I'm trying to repeat certain elements within a list n-times and so far I've come to this solution:

                _base = ["a", "z", "c", "c", "e"]
                for bump_element in ["a", "b", "c"]:
                    _base = np.repeat(
                        np.array(_base),
                        np.where(np.array(_base) == bump_element, 2, 1)
                    )

So far this works, _base will be ['a' 'a' 'z' 'c' 'c' 'c' 'c' 'e']. However, I'm trying to make it faster by removing the for loop so that within a single repeat I can catch all elements. Something like:

                    _base = np.repeat(
                        np.array(_base),
                        np.where(np.array(_base) in ["a", "b", "c"], 2, 1)
                    )

But that won't work since it will throw The truth value of an array with more than one element is ambiguous. Use a.any() or a.all().
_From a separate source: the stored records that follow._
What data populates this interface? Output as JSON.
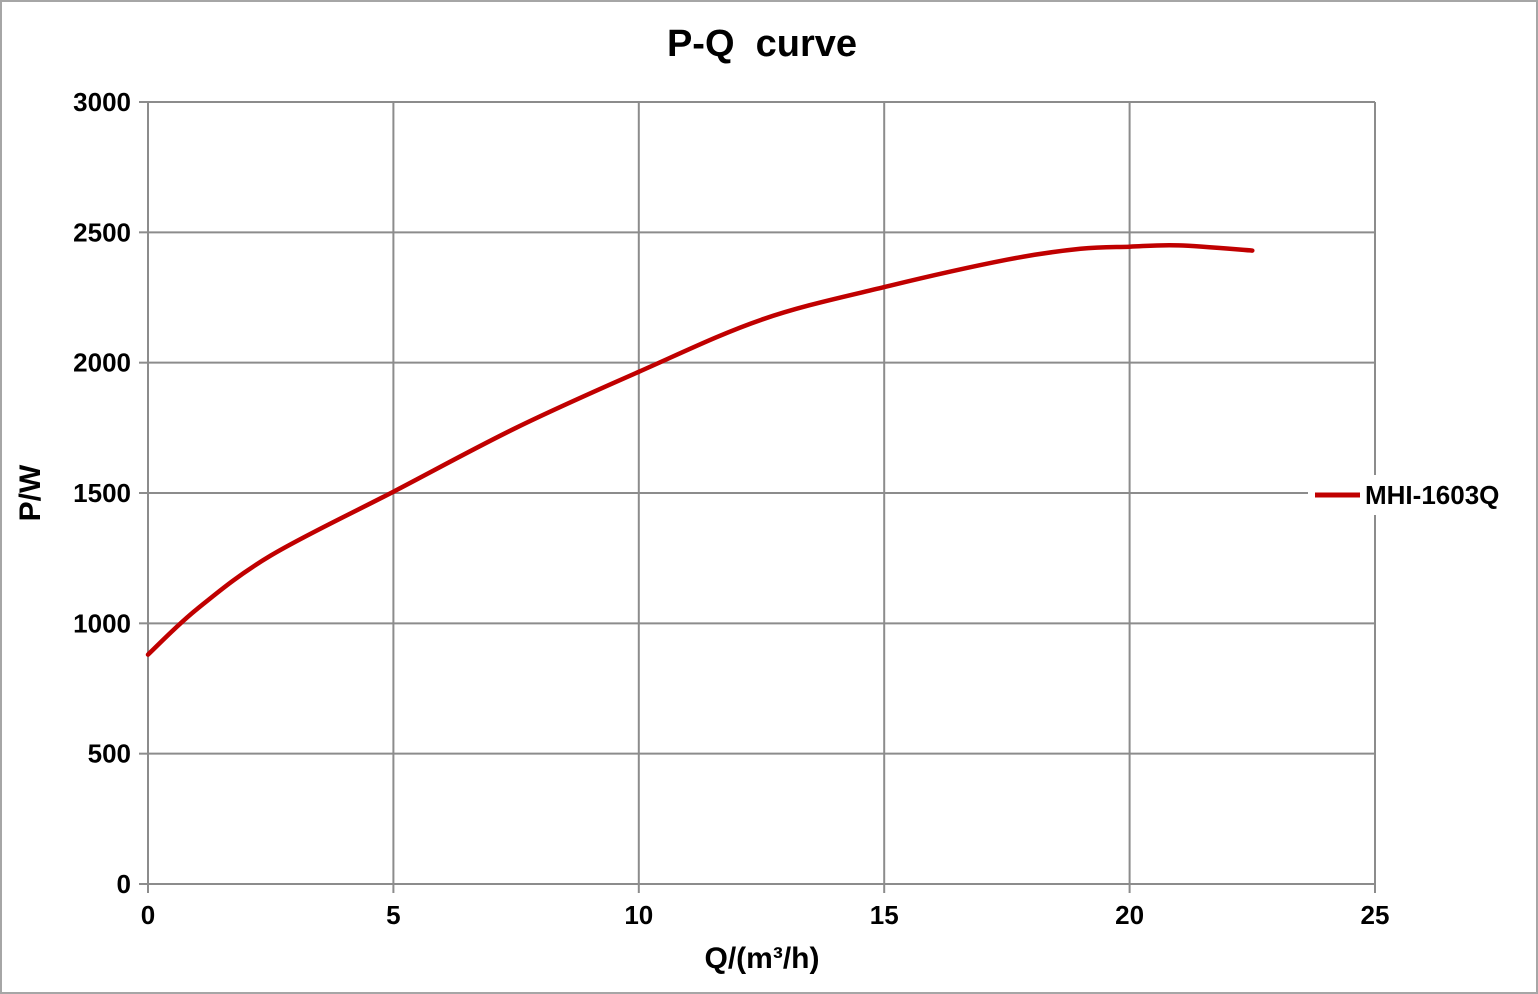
{
  "chart_data": {
    "type": "line",
    "title": "P-Q  curve",
    "xlabel": "Q/(m³/h)",
    "ylabel": "P/W",
    "xlim": [
      0,
      25
    ],
    "ylim": [
      0,
      3000
    ],
    "x_ticks": [
      0,
      5,
      10,
      15,
      20,
      25
    ],
    "y_ticks": [
      0,
      500,
      1000,
      1500,
      2000,
      2500,
      3000
    ],
    "grid": true,
    "legend_position": "right-middle",
    "colors": {
      "grid": "#8c8c8c",
      "text": "#000000",
      "background": "#ffffff",
      "frame": "#a6a6a6"
    },
    "series": [
      {
        "name": "MHI-1603Q",
        "color": "#c00000",
        "line_width": 4.5,
        "x": [
          0,
          1,
          2.5,
          5,
          7.5,
          10,
          12.5,
          15,
          17.5,
          19,
          20,
          21,
          22.5
        ],
        "y": [
          880,
          1055,
          1260,
          1505,
          1750,
          1965,
          2165,
          2290,
          2395,
          2437,
          2445,
          2450,
          2430
        ]
      }
    ]
  }
}
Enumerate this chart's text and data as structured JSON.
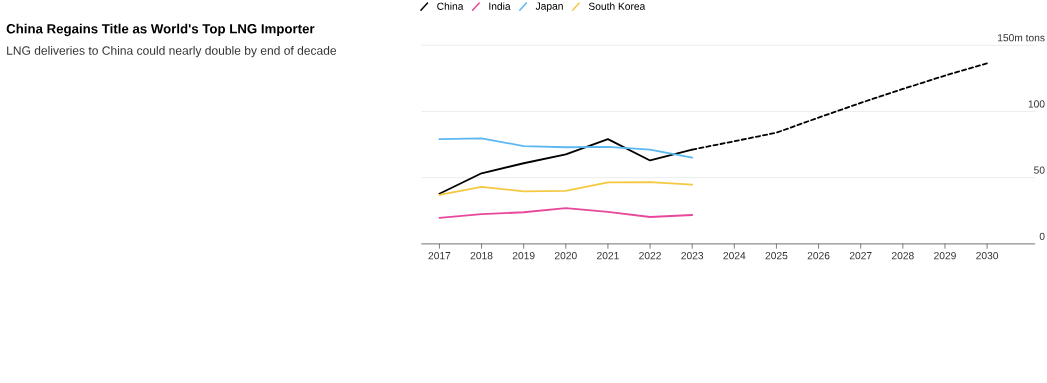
{
  "chart_data": {
    "type": "line",
    "title": "China Regains Title as World's Top LNG Importer",
    "subtitle": "LNG deliveries to China could nearly double by end of decade",
    "x": [
      2017,
      2018,
      2019,
      2020,
      2021,
      2022,
      2023
    ],
    "series": [
      {
        "name": "China",
        "color": "#000000",
        "values": [
          37.9,
          53.3,
          60.9,
          67.6,
          79.1,
          63.0,
          71.2
        ]
      },
      {
        "name": "India",
        "color": "#e8489b",
        "values": [
          19.7,
          22.4,
          23.9,
          27.0,
          24.2,
          20.3,
          21.8
        ]
      },
      {
        "name": "Japan",
        "color": "#5bb8f0",
        "values": [
          79.1,
          79.7,
          73.9,
          73.0,
          73.3,
          71.2,
          65.2
        ]
      },
      {
        "name": "South Korea",
        "color": "#f5c842",
        "values": [
          37.0,
          43.0,
          39.7,
          40.0,
          46.4,
          46.7,
          44.8
        ]
      },
      {
        "color": "#000000",
        "line_style": "dashed",
        "x": [
          2023,
          2024,
          2025,
          2026,
          2027,
          2028,
          2029,
          2030
        ],
        "values": [
          71.2,
          77.5,
          84.0,
          95.4,
          106.5,
          117.0,
          127.1,
          136.4
        ]
      }
    ],
    "xlim": [
      2016.57,
      2031.14
    ],
    "ylim": [
      0,
      150
    ],
    "xticks": [
      2017,
      2018,
      2019,
      2020,
      2021,
      2022,
      2023,
      2024,
      2025,
      2026,
      2027,
      2028,
      2029,
      2030
    ],
    "yticks": [
      0,
      50,
      100,
      {
        "value": 150,
        "label": "150m tons"
      }
    ],
    "grid": "y",
    "legend": "top left",
    "marker": "none"
  }
}
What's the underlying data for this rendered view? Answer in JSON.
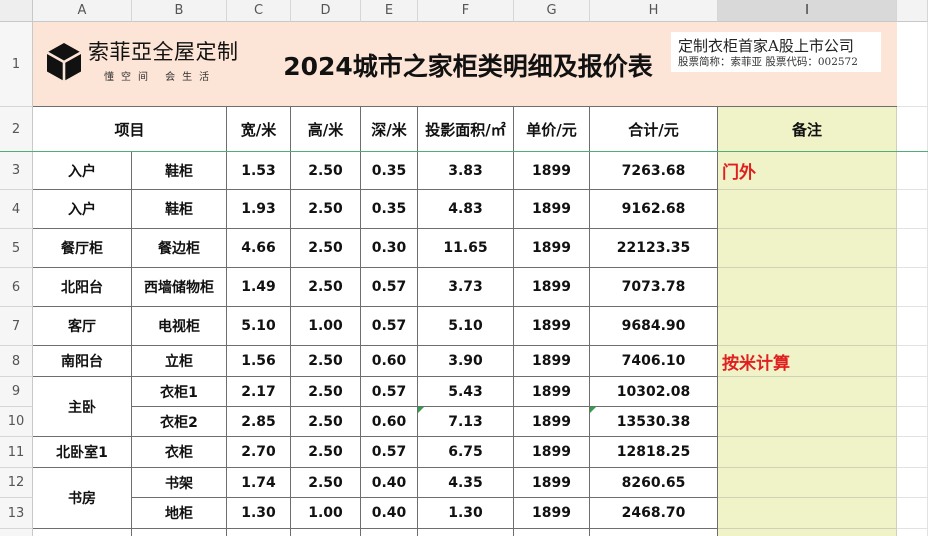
{
  "sheet": {
    "columns": [
      {
        "letter": "A"
      },
      {
        "letter": "B"
      },
      {
        "letter": "C"
      },
      {
        "letter": "D"
      },
      {
        "letter": "E"
      },
      {
        "letter": "F"
      },
      {
        "letter": "G"
      },
      {
        "letter": "H"
      },
      {
        "letter": "I",
        "selected": true
      }
    ],
    "row_numbers": [
      "1",
      "2",
      "3",
      "4",
      "5",
      "6",
      "7",
      "8",
      "9",
      "10",
      "11",
      "12",
      "13"
    ]
  },
  "banner": {
    "logo_icon": "cube-logo-icon",
    "brand_name": "索菲亞全屋定制",
    "slogan": "懂空间 会生活",
    "title": "2024城市之家柜类明细及报价表",
    "company_claim": "定制衣柜首家A股上市公司",
    "stock_info": "股票简称：索菲亚  股票代码：002572"
  },
  "header": {
    "item": "项目",
    "width": "宽/米",
    "height": "高/米",
    "depth": "深/米",
    "area": "投影面积/㎡",
    "unit_price": "单价/元",
    "total": "合计/元",
    "remark": "备注"
  },
  "groups": [
    {
      "room": "入户",
      "items": [
        {
          "name": "鞋柜",
          "width": "1.53",
          "height": "2.50",
          "depth": "0.35",
          "area": "3.83",
          "unit_price": "1899",
          "total": "7263.68",
          "remark": "门外"
        }
      ]
    },
    {
      "room": "入户",
      "items": [
        {
          "name": "鞋柜",
          "width": "1.93",
          "height": "2.50",
          "depth": "0.35",
          "area": "4.83",
          "unit_price": "1899",
          "total": "9162.68"
        }
      ]
    },
    {
      "room": "餐厅柜",
      "items": [
        {
          "name": "餐边柜",
          "width": "4.66",
          "height": "2.50",
          "depth": "0.30",
          "area": "11.65",
          "unit_price": "1899",
          "total": "22123.35"
        }
      ]
    },
    {
      "room": "北阳台",
      "items": [
        {
          "name": "西墙储物柜",
          "width": "1.49",
          "height": "2.50",
          "depth": "0.57",
          "area": "3.73",
          "unit_price": "1899",
          "total": "7073.78"
        }
      ]
    },
    {
      "room": "客厅",
      "items": [
        {
          "name": "电视柜",
          "width": "5.10",
          "height": "1.00",
          "depth": "0.57",
          "area": "5.10",
          "unit_price": "1899",
          "total": "9684.90"
        }
      ]
    },
    {
      "room": "南阳台",
      "items": [
        {
          "name": "立柜",
          "width": "1.56",
          "height": "2.50",
          "depth": "0.60",
          "area": "3.90",
          "unit_price": "1899",
          "total": "7406.10",
          "remark": "按米计算"
        }
      ]
    },
    {
      "room": "主卧",
      "items": [
        {
          "name": "衣柜1",
          "width": "2.17",
          "height": "2.50",
          "depth": "0.57",
          "area": "5.43",
          "unit_price": "1899",
          "total": "10302.08"
        },
        {
          "name": "衣柜2",
          "width": "2.85",
          "height": "2.50",
          "depth": "0.60",
          "area": "7.13",
          "unit_price": "1899",
          "total": "13530.38",
          "area_indicator": "error-triangle-icon",
          "total_indicator": "error-triangle-icon"
        }
      ]
    },
    {
      "room": "北卧室1",
      "items": [
        {
          "name": "衣柜",
          "width": "2.70",
          "height": "2.50",
          "depth": "0.57",
          "area": "6.75",
          "unit_price": "1899",
          "total": "12818.25"
        }
      ]
    },
    {
      "room": "书房",
      "items": [
        {
          "name": "书架",
          "width": "1.74",
          "height": "2.50",
          "depth": "0.40",
          "area": "4.35",
          "unit_price": "1899",
          "total": "8260.65"
        },
        {
          "name": "地柜",
          "width": "1.30",
          "height": "1.00",
          "depth": "0.40",
          "area": "1.30",
          "unit_price": "1899",
          "total": "2468.70"
        }
      ]
    }
  ],
  "colors": {
    "banner_bg": "#fce4d6",
    "remark_column_bg": "#eff3c7",
    "remark_text": "#e02020",
    "freeze_line": "#4fae78",
    "indicator": "#2e9e4f",
    "selected_column_header": "#d9d9d9"
  }
}
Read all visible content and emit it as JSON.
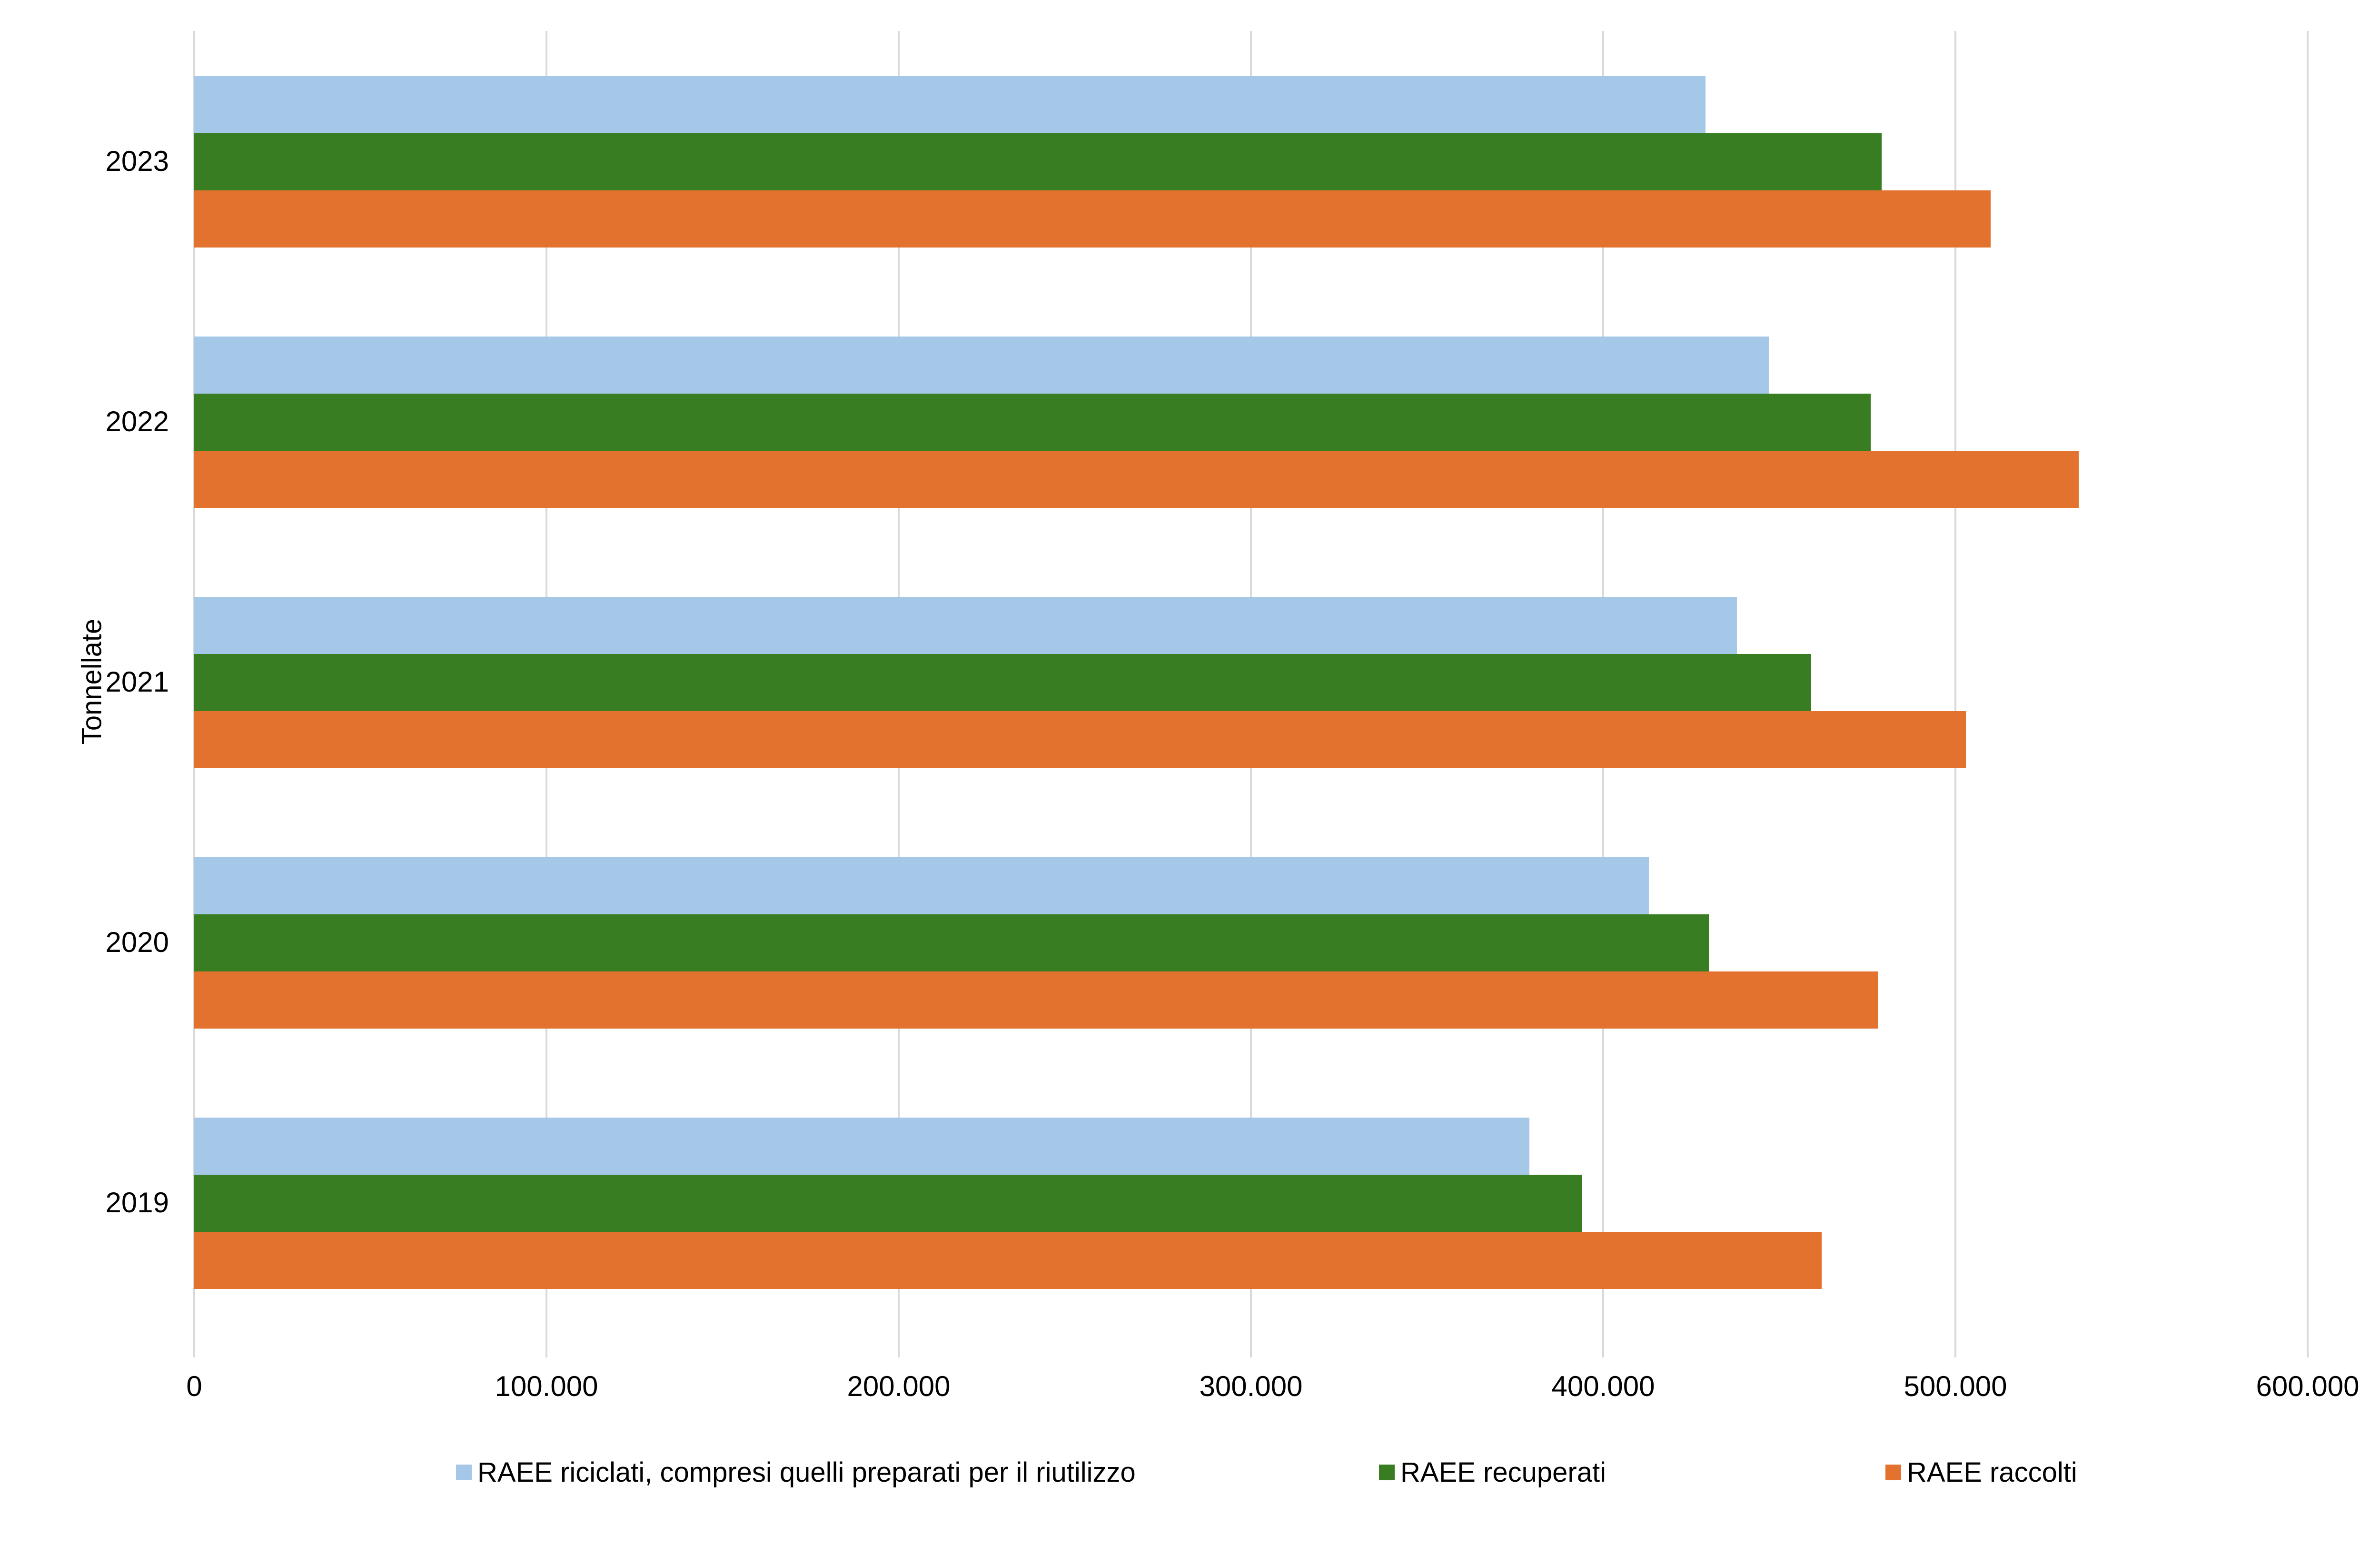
{
  "chart_data": {
    "type": "bar",
    "orientation": "horizontal",
    "title": "",
    "xlabel": "",
    "ylabel": "Tonnellate",
    "categories": [
      "2023",
      "2022",
      "2021",
      "2020",
      "2019"
    ],
    "series": [
      {
        "name": "RAEE riciclati, compresi quelli preparati per il riutilizzo",
        "color": "#A5C8E9",
        "values": [
          429000,
          447000,
          438000,
          413000,
          379000
        ]
      },
      {
        "name": "RAEE recuperati",
        "color": "#387D22",
        "values": [
          479000,
          476000,
          459000,
          430000,
          394000
        ]
      },
      {
        "name": "RAEE raccolti",
        "color": "#E2722E",
        "values": [
          510000,
          535000,
          503000,
          478000,
          462000
        ]
      }
    ],
    "x_axis": {
      "min": 0,
      "max": 600000,
      "tick_interval": 100000,
      "tick_labels": [
        "0",
        "100.000",
        "200.000",
        "300.000",
        "400.000",
        "500.000",
        "600.000"
      ]
    },
    "grid": "vertical",
    "grid_color": "#D9D9D9",
    "legend_position": "bottom"
  }
}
Is there an easy way to make that where clause to check every item in the list against the one which contains the elements to be repeated?

CodePudding user response：

To avoid the for loop over the possible values in 'bump_element', you can use numpy isin.

_base = np.array(["a", "z", "c", "c", "e"])
bump = np.array(["a", "b", "c"])
np.repeat(_base, np.where(np.isin(_base, bump), 2, 1))